Adams is an Arsenal legend. Twenty-two years at the club, 14 as captain, a lorry-load of trophies, medals, honours and a place in the club's pantheon. Plus he has made no secret that he would like to one day succeed Arsène Wenger while the supporters yearn for a leader in his mould.
Yesterday Adams had to make do with a handshake and two bows to the home supporters — one as he took his seat before kick-off, the other as he lingered on the pitch just a little too long at the end while the relieved Arsenal supporters chanted his name. "It's great, isn't it?" Adams said. "It is fabulous."
Such adulation, he said, had to be earned and there is no doubt he has worked hard for that honour. But he is in charge of Portsmouth now and whatever his protestations – he was right to say his team worked hard, showed commitment, were organised, did their jobs – his career at the club is heading in the wrong direction. Results are indisputable. A little more buckling under, a little less enjoyment at being back at the club he so rightly and evidently loves may have been called for in the circumstances.
Wenger said all the right things about Adams and his qualities as a leader, a player and a manager. He would do. But he would also have been mightily relieved, despite his claims that his team, running out of steam, squeezed out the three points that restored them to fourth, ahead of Aston Villa who play on Tuesday.
It was a performance of smoke and mirrors, huff and puff and, at times, going through the motions. Responsibility was too easily passed on to someone else. The brutal truth is the points would have been shared but for a gaffe from Portsmouth goalkeeper David James when he – for the third time in the second half – flapped at a cross, this time a free-kick from Denilson, allowing Gallas to head, deliriously, into the net and earn a kind of redemption.
"It was a big three points for us," said Wenger, who then went on to attack the criticism his struggling players have faced. "Never has a team, since I've been here, got so much bad publicity," he said. "I don't think it is fair. It's a team that needs the most support because they are the youngest since I have been here."
It is true but, certainly, that has been by his design even if he has also been hampered by injury. The fragility of Robin van Persie was also again exposed yesterday with the Dutch striker confined to the bench after it was deemed that two games in three days was too much for him.
In his absence Arsenal flailed around. They could have fallen behind, with Peter Crouch rising above Gallas to thump a cross from Marc Wilson against a post, although only an alert intervention from Sylvain Distin prevented Emmanuel Adebayor from scoring after he had rounded James and evaded Sol Campbell.

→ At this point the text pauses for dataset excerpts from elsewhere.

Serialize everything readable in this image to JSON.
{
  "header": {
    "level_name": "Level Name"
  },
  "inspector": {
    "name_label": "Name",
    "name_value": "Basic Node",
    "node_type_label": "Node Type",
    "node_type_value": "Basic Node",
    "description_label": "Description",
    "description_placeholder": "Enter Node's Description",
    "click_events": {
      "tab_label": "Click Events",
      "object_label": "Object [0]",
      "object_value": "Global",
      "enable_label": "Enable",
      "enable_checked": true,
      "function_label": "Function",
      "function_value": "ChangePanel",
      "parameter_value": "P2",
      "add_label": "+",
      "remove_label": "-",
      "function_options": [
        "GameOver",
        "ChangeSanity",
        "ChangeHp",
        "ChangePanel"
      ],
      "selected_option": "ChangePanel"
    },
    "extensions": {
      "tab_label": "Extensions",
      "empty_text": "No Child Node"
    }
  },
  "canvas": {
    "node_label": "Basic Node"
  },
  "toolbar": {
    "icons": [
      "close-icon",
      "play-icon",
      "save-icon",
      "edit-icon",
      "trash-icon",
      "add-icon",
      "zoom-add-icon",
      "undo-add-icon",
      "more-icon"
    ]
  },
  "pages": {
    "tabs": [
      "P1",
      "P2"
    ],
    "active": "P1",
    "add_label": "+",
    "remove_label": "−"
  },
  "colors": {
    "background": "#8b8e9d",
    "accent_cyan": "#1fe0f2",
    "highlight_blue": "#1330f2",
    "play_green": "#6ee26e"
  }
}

For the first half, that was it. Wenger reorganised after the break with Samir Nasri playing behind Adebayor as Nicklas Bendtner was sent to the wings. It had an effect. Suddenly James was fumbling – a corner from Nasri, with the impressive Papa Bouba Diop, who was later carried off with medial ligament damage and may be out of several months, blocking after Mikaël Silvestre had headed goalwards, and a punch straight to Adebayor whose shot went wide .
With only a few minutes left, Adams brought on Jermain Defoe but it had an air of resignation about it. The manager said the striker, set to be the subject of a January transfer, was angry at being left out. He didn't look it. But then neither did Adams look too upset at defeat either.
Goal: Gallas (81) 1-0. Arsenal (4-4-2): Almunia; Sagna, Gallas, Silvestre, Clichy; Eboué (Vela, 66), Denilson, Diaby (Ramsey, 75), Nasri; Bendtner, Adebayor. Substitutes not used: Fabianski (gk), Touré, Van Persie, Wilshere, Gibbs. Portsmouth (4-5-1): James; Wilson, Distin, Campbell, Belhadj; Nugent (Defoe, 88), Davis, Diop (Pamarot, 90), Hughes (Mvuemba, 50), Kranjcar; Crouch. Substitutes not used: Ashdown (gk), Hreidarsson, Little, Kanu. Referee: A Wiley (Staffordshire). Booked: Portsmouth Hughes. Man of the match: Diop. Attendance: 60,092.